Other annoyances include season 2 of BattleStar Galactica. Everybody and their mother started selling this title on Dec 20th 2005 including eBay sellers. Its 2006 and Netflix lists this title as "available Jan 17 2006." Why the discrepancy? Who knows. Sure I could attempt to contact Netflix but like every mega-company, they never seem to answer unless you work for some mega-rag. Anyway, these are just a few examples of major titles you wont get at Netflix. Yes the depth of titles blows away your standard rental store, but they still fall short on some mainstream must have/view titles.
5. Netflix might carry 55,000 titles, but why does it feel more like a few hundred? There's so much to watch, and Netflix doesn't seem to make it very easy to get a better feel of this immense depth. When I click on 'stand up comedy', I expect to see 100 titles right up front. Instead I see a short list, and some top favorites. The same goes for just about every category.
Don't make me feel like I'm digging ditches looking for a wider selection. And while I'm on the subject, Netflix's new release listing for new DVDs is almost a joke. Because they add only a title or two every week, the main page gives you a strange sense of déjà vu. I don't like having to go to Amazon or other websites to see what's coming on new movie Tuesday.
6. Other Netflix customers. Yes I hate them. I dream of their demise in every fashion a twisted soul could possibly imagine. I despise them for hoarding certain titles and for destroying everything they touch. Why can't people put a DVD in the player or safely in its container? I'd say half of the movies I receive look like they'd been used as drink coasters, frisbees, or used to skate across the carpet. I'm not talking about your fine scratches, I'm talking about large deep grooves and greasy oily finger prints. I'm talking about smears and smudges that I'd swear are peanut butter, jelly, and wax.

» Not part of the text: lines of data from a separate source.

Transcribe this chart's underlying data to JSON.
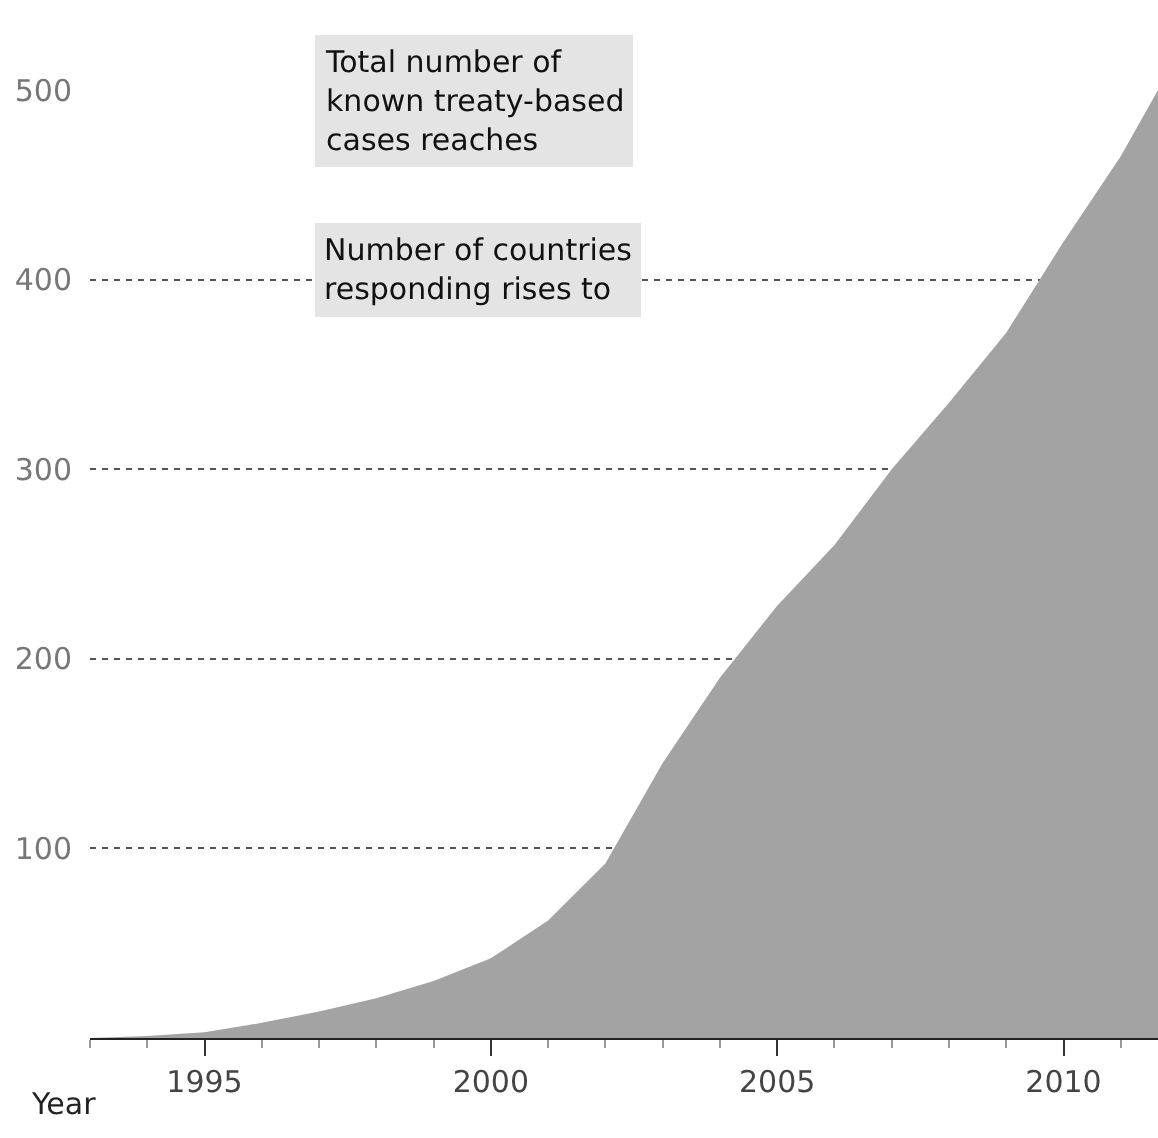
{
  "chart_data": {
    "type": "area",
    "xlabel": "Year",
    "annotations": [
      "Total number of\nknown treaty-based\ncases reaches",
      "Number of countries\nresponding rises to"
    ],
    "x": [
      1993,
      1994,
      1995,
      1996,
      1997,
      1998,
      1999,
      2000,
      2001,
      2002,
      2003,
      2004,
      2005,
      2006,
      2007,
      2008,
      2009,
      2010,
      2011,
      2011.65
    ],
    "series": [
      {
        "color": "#a3a3a3",
        "values": [
          0,
          1,
          3,
          8,
          14,
          21,
          30,
          42,
          62,
          92,
          145,
          190,
          228,
          260,
          300,
          335,
          372,
          420,
          465,
          500
        ]
      }
    ],
    "xlim": [
      1993,
      2011.65
    ],
    "xticks": [
      1995,
      2000,
      2005,
      2010
    ],
    "ylim": [
      0,
      500
    ],
    "yticks": [
      100,
      200,
      300,
      400,
      500
    ],
    "grid": "y"
  }
}
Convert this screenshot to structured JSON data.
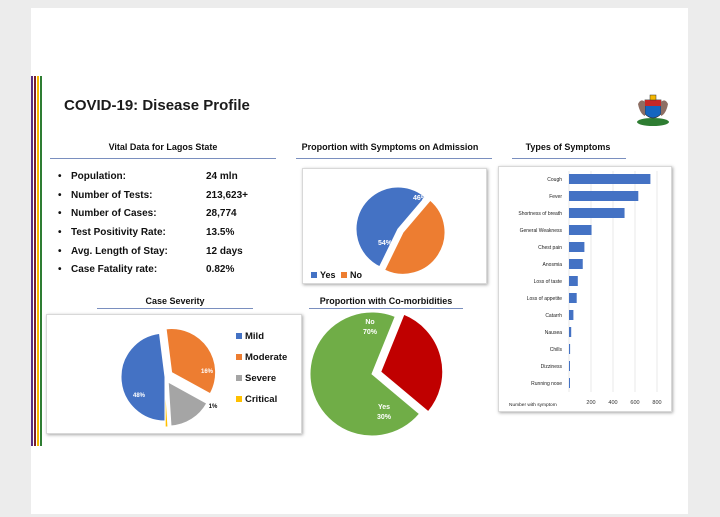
{
  "title": "COVID-19: Disease Profile",
  "colors": {
    "blue": "#4472c4",
    "orange": "#ed7d31",
    "gray": "#a5a5a5",
    "yellow": "#ffc000",
    "green": "#70ad47",
    "red": "#c00000"
  },
  "vital": {
    "heading": "Vital Data for Lagos State",
    "rows": [
      {
        "label": "Population:",
        "value": "24 mln"
      },
      {
        "label": "Number of Tests:",
        "value": "213,623+"
      },
      {
        "label": "Number of Cases:",
        "value": "28,774"
      },
      {
        "label": "Test Positivity Rate:",
        "value": "13.5%"
      },
      {
        "label": "Avg. Length of Stay:",
        "value": "12 days"
      },
      {
        "label": "Case Fatality rate:",
        "value": "0.82%"
      }
    ]
  },
  "chart_data": [
    {
      "id": "symptoms_admission",
      "type": "pie",
      "title": "Proportion with Symptoms on Admission",
      "categories": [
        "Yes",
        "No"
      ],
      "values": [
        54,
        46
      ],
      "labels": [
        "54%",
        "46%"
      ],
      "colors": [
        "#4472c4",
        "#ed7d31"
      ],
      "legend": "bottom"
    },
    {
      "id": "types_of_symptoms",
      "type": "bar",
      "title": "Types of Symptoms",
      "orientation": "horizontal",
      "categories": [
        "Cough",
        "Fever",
        "Shortness of breath",
        "General Weakness",
        "Chest pain",
        "Anosmia",
        "Loss of taste",
        "Loss of appetite",
        "Catarrh",
        "Nausea",
        "Chills",
        "Dizziness",
        "Running nose"
      ],
      "values": [
        740,
        630,
        505,
        205,
        140,
        125,
        80,
        70,
        40,
        20,
        10,
        8,
        5
      ],
      "xlabel": "Number with symptom",
      "xticks": [
        "0",
        "200",
        "400",
        "600",
        "800"
      ],
      "xlim": [
        0,
        800
      ],
      "grid": true
    },
    {
      "id": "case_severity",
      "type": "pie",
      "title": "Case Severity",
      "categories": [
        "Mild",
        "Moderate",
        "Severe",
        "Critical"
      ],
      "values": [
        48,
        35,
        16,
        1
      ],
      "labels": [
        "48%",
        "35%",
        "16%",
        "1%"
      ],
      "colors": [
        "#4472c4",
        "#ed7d31",
        "#a5a5a5",
        "#ffc000"
      ],
      "legend": "right"
    },
    {
      "id": "comorbidities",
      "type": "pie",
      "title": "Proportion with Co-morbidities",
      "categories": [
        "No",
        "Yes"
      ],
      "values": [
        70,
        30
      ],
      "labels": [
        "No\n70%",
        "Yes\n30%"
      ],
      "colors": [
        "#70ad47",
        "#c00000"
      ]
    }
  ]
}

It's this reason that I wanted so badly for the hi-def discs on the horizon to come in a cart like mini-discs. People can't be trusted, they can't be responsible, you have to treat consumers like children. But sadly, both new formats want to use some scratch resistant stuff and won't use carts. I wanted DVDs came in carts for reasons previously stated. You think Martin Luther King had a dream? Well so do I, and mine is a simpler one.
There are more features to use and other little things that will annoy, but I'll stop here. I won't be leaving Netflix anytime soon, but I can't give Netflix anything more than three stars for the following reasons. Spotty when it comes to carrying extended, unrated, or directors cut editions. No Superbit DVDs, and they seem to make zero effort to tell their customers to stop using DVDs as coasters. They make no such plea on their site, on the discs, or in the mailers. So I guess I'll do it. Attention stupid Netflix customers keep your rented DVDs in the sleeve, or in your DVD player. A pox on every soul that scratcheth thy DVD.